Protect the Adirondacks and a couple of other commenters were not in favor of ORDA’s five-phase plan to expand existing hiking and mountain biking trails that would connect to the Wilmington Wild Forest. Protect also questioned the amendment’s lack of information on tree cutting. ORDA plans to cut around 10,000 trees 1-inch diameter or greater, but the authority does not say how many it will cut for the biking and hiking trails.
Matt McNamara, a planner with APA, said those trails will be built using the DEC’s trail guidance, which McNamara said will be released later this summer. The DEC has been meeting with local groups on new trail guidelines to address a Court of Appeal’s ruling that some snowmobile trails the DEC was building in the park violated the state constitution because of excessive tree cutting.
A spokesperson for the DEC told the Adirondack Explorer the trail stewardship working group will present its draft policies “to the public through a full and transparent public comment process.”
APA board member Zoe Smith asked McNamara and Cooper if the board was being asked to review ORDA’s plans for compliance under policies that haven’t yet been developed.

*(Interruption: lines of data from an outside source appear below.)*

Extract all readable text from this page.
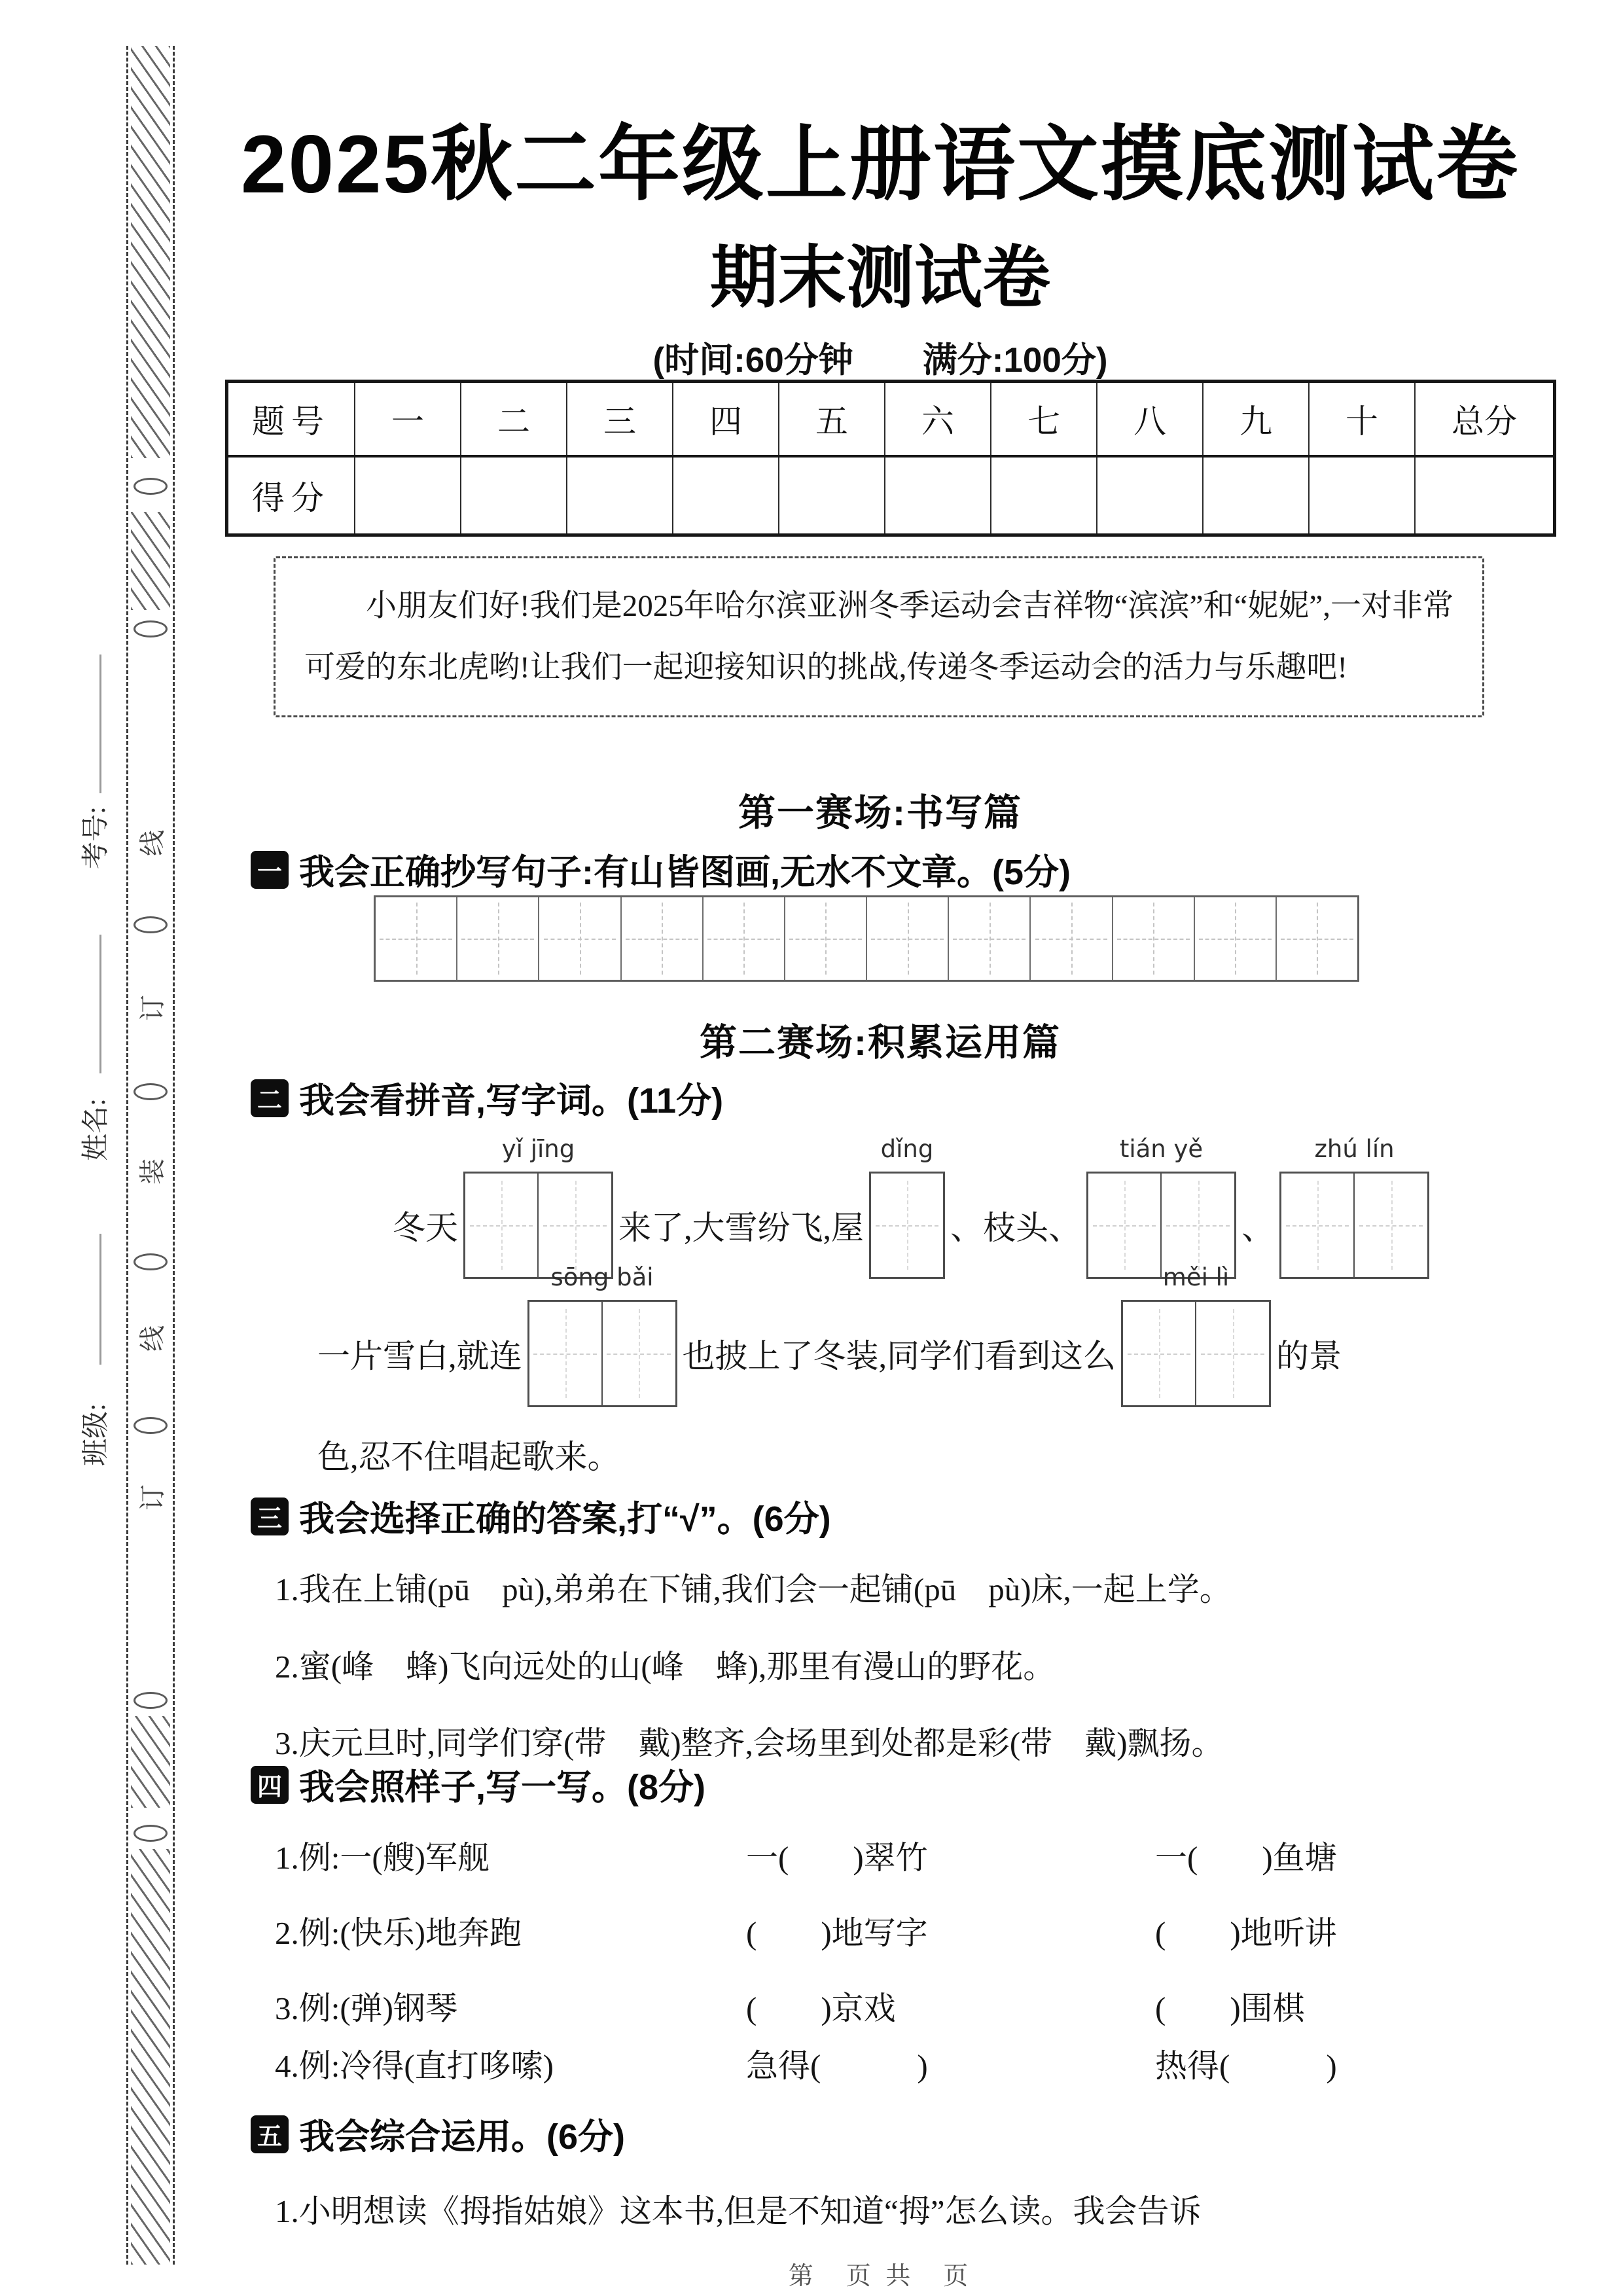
线
订
装
线
订
考号:
姓名:
班级:
2025秋二年级上册语文摸底测试卷
期末测试卷
(时间:60分钟　　满分:100分)
题号	一	二	三	四	五	六	七	八	九	十	总分
得分

小朋友们好!我们是2025年哈尔滨亚洲冬季运动会吉祥物“滨滨”和“妮妮”,一对非常可爱的东北虎哟!让我们一起迎接知识的挑战,传递冬季运动会的活力与乐趣吧!

第一赛场:书写篇
一 我会正确抄写句子:有山皆图画,无水不文章。(5分)
第二赛场:积累运用篇
二 我会看拼音,写字词。(11分)
冬天
yǐ jīng
来了,大雪纷飞,屋
dǐng
、枝头、
tián yě
、
zhú lín
一片雪白,就连
sōng bǎi
也披上了冬装,同学们看到这么
měi lì
的景
色,忍不住唱起歌来。
三 我会选择正确的答案,打“√”。(6分)
1.我在上铺(pū　pù),弟弟在下铺,我们会一起铺(pū　pù)床,一起上学。
2.蜜(峰　蜂)飞向远处的山(峰　蜂),那里有漫山的野花。
3.庆元旦时,同学们穿(带　戴)整齐,会场里到处都是彩(带　戴)飘扬。
四 我会照样子,写一写。(8分)
1.例:一(艘)军舰	一(　　)翠竹	一(　　)鱼塘
2.例:(快乐)地奔跑	(　　)地写字	(　　)地听讲
3.例:(弹)钢琴	(　　)京戏	(　　)围棋
4.例:冷得(直打哆嗦)	急得(　　　)	热得(　　　)
五 我会综合运用。(6分)
1.小明想读《拇指姑娘》这本书,但是不知道“拇”怎么读。我会告诉
第　页 共　页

Cooper said on Thursday that the APA was charged with deciding if the amendment conforms with the master plan. Cooper said language in the amendment notes that ORDA must wait to build biking and hiking trails until the DEC develops trail guidance. The APA will also have to review the draft trail guidance, Cooper said, and ensure it is also in compliance with the master plan.
“So yes, there are two parts here that are happening,” Cooper said, adding he was comfortable with approving the UMP amendment that way.
Smith said on Thursday she was still trying to reconcile the summer trails in the amendment. Molly Breslin, an attorney for the DEC said hiking and mountain biking are traditional activities throughout the forest preserve and ORDA facilities were unique.
McNamara also addressed public comments questioning a lack of plans for uphill skiing in its amendment. ORDA received more than 50 comments about uphill skiing in an earlier review. McNamara said there is no specific requirement in the Adirondack Park State Land Master Plan for ORDA to offer uphill skiing.
APA Chairman John Ernst asked if there were special trails for uphill skiing.
“Isn’t it something that can coexist with the facility you’ve got?” Ernst said.
Kellet said 15 to 30 uphill skiers use Whiteface three days a week. Kellet said that currently works “pretty well,” but expressed reluctance to expand opportunities. The same staff that monitor the mountain for regular downhill skiing also monitor the uphill skiing. Their day starts around 5 a.m. and ends around 6 p.m., Kellet said.
“We’re doing our best right now to manage it with the resources we have,” Kellet said. “As we move forward, we’re trying to solicit volunteers that want to support it that need to be ski-patrolled certified. The core of it is how we’re going to rescue someone. The argument is that they (uphill skiers) hardly ever get hurt, but they do get hurt.”